Emerging Markets Radar (May 12, 2014)
- The latest Greek unemployment reading provides more evidence that suggests the dire jobs situation in Greece is stabilizing. The country’s unemployment rate improved in February to 26.5 percent, easing to its lowest in more than a year, and having fallen for the fifth-straight month. It is another sign that the Greek economy, and peripheral Europe in general, is emerging from a six-year slump, during which the unemployment rate has more than tripled.
- Hungary’s manufacturing purchasing manager index (PMI) rose to 54.6 points in April from 53.7 in March, according to the Hungarian Association of Logistics, Purchasing and Inventory Management. The production quantity sub-index rose relative to March and is now signaling an expansion for the sixth-consecutive month.
- The Philippines won a credit rating upgrade, to BBB from BBB-, from Standard & Poor’s. The upgrade comes a year after the country was raised to investment grade, aided by President Benigno Aquino’s ongoing reforms to address shortcomings in structural, administrative, institutional, and governance areas.

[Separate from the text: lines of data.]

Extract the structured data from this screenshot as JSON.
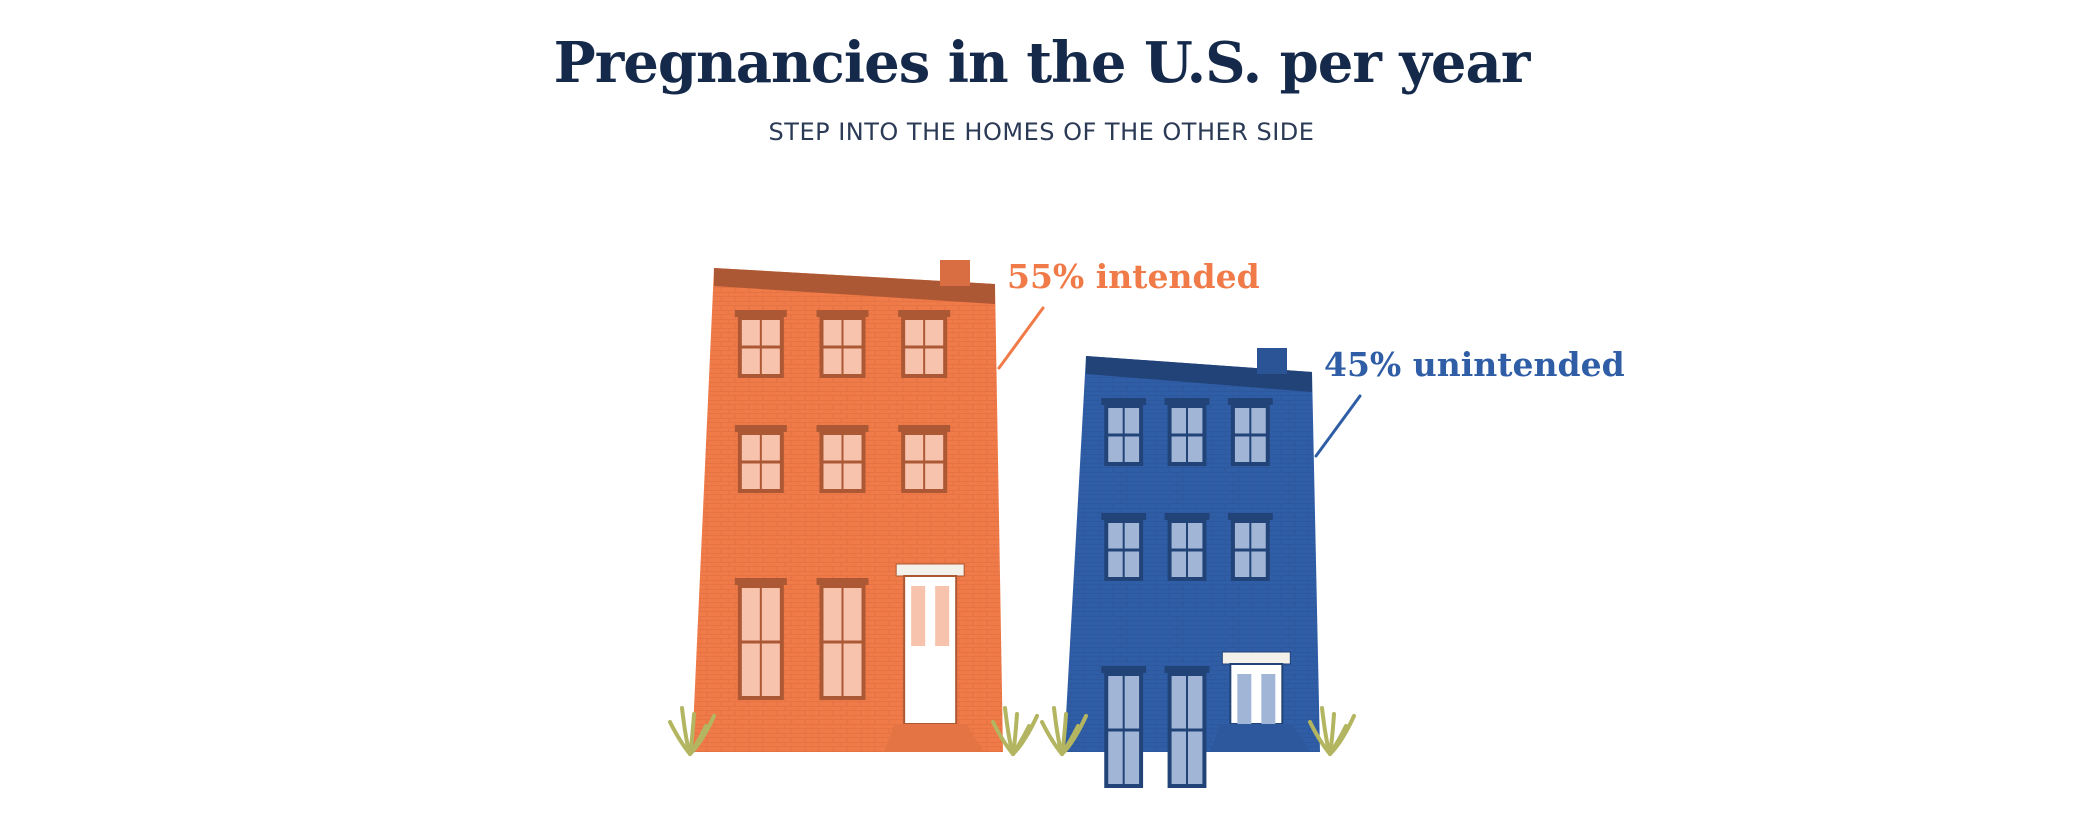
{
  "title": "Pregnancies in the U.S. per year",
  "subtitle": "STEP INTO THE HOMES OF THE OTHER SIDE",
  "colors": {
    "intended": "#f07a48",
    "unintended": "#2f5da6",
    "grass": "#b3b560",
    "title": "#15294a"
  },
  "chart_data": {
    "type": "bar",
    "categories": [
      "intended",
      "unintended"
    ],
    "values": [
      55,
      45
    ],
    "labels": [
      "55% intended",
      "45% unintended"
    ],
    "unit": "%"
  }
}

- Expansion in China's services industry slowed slightly in April, with employment growth slipping to a seven-month low, according to the Markit Services PMI survey. Markit’s manufacturing PMI showed that activity contracted for a fourth-consecutive month in April, with the index at 48.1. The consumer price index, which fell to an 18-month low, and the producer price index both continue to show weakness in the domestic economy leading to speculation that the government may implement more easing measures in the coming weeks.
- Germany's industrial output dropped unexpectedly in March, largely driven by contraction in construction activity. Industrial production fell 0.5 percent in March from February, the first decrease in five months. Similarly, German factory orders fell 2.8 percent in March, missing economists’ expectations for a 0.3 percent rise, signaling that growth in Europe’s largest economy remains uneven.
- Czech retail sales grew at a slower than expected pace in March, after posting the fastest gain in more than five years in the previous month. Retail sales rose a working-day-adjusted 5.2 percent from last year, while economists predicted a 7.3 percent growth. The measure rose 8.1 percent in February.
- China’s exports and imports unexpectedly rose in April, with overseas shipments increasing 0.9 percent from a year earlier, beating analysts’ estimates for a 3 percent drop. Imports gained 0.8 percent, bringing the trade surplus to $18.46 billion. The trade figures may prove to be even stronger considering last year’s April trade numbers were reportedly inflated by fraudulent invoicing. The Chinese economy is benefitting from the strength of its main trading partners, as export growth to the U.S. and EU rose 12.0 percent and 15.1 percent from last year.
- Indian stocks rallied to a record on speculation that election results next week may show a victory by the main opposition party. The index has climbed 8.6 percent this year supported by a $5.6 billion inflow by foreign buyers, as investors bet a win from Bharatiya Janata Party’s Narendra Modi will allow him to boost economic growth from the lowest level in a decade.
- Dubai banks are reportedly seeking Islamic bank acquisitions overseas as new capital rules limit their opportunities at home. Domestic loan growth is constrained by central bank rules limiting exposure to a rapidly rising property market. For Islamic banks, markets including Turkey and Indonesia are especially attractive because they have predominantly Muslim populations with double-digit loan growth.
- Thai Prime Minister Yingluck Shinawatra was removed from office by the Constitutional Court, accused of violating the constitution and abusing power in the appointment of the secretary-general of the National Security Council. The government’s supporters have called for marches into Bangkok to oppose the ruling, increasing the risk of political instability ahead of the July elections.
- Macau casinos dropped heavily in Hong Kong trading amid concern that a crackdown on illegal money transfers will pare demand. China is cracking down on the use of hand-held card-swipers within casino resorts amid concerns that tens of billions of yuan in illicit funds are being taken out of the mainland and into Macau. China may tighten rules for visitors to Macau which could translate into lesser visitor demand to the casinos.
- Russia's private sector output shrunk for a second-straight month in April and at the fastest pace in nearly five years, according to HSBC. The Markit Russia composite PMI fell to 47.6 in April from 47.8 in March and the lowest since May 2009. Total new orders, both manufacturing and services, fell at the quickest rate in nearly five years. As a result, private sector employment fell for the tenth month in a row and at a near-record pace. Russia may already be in a technical recession according to the IMF.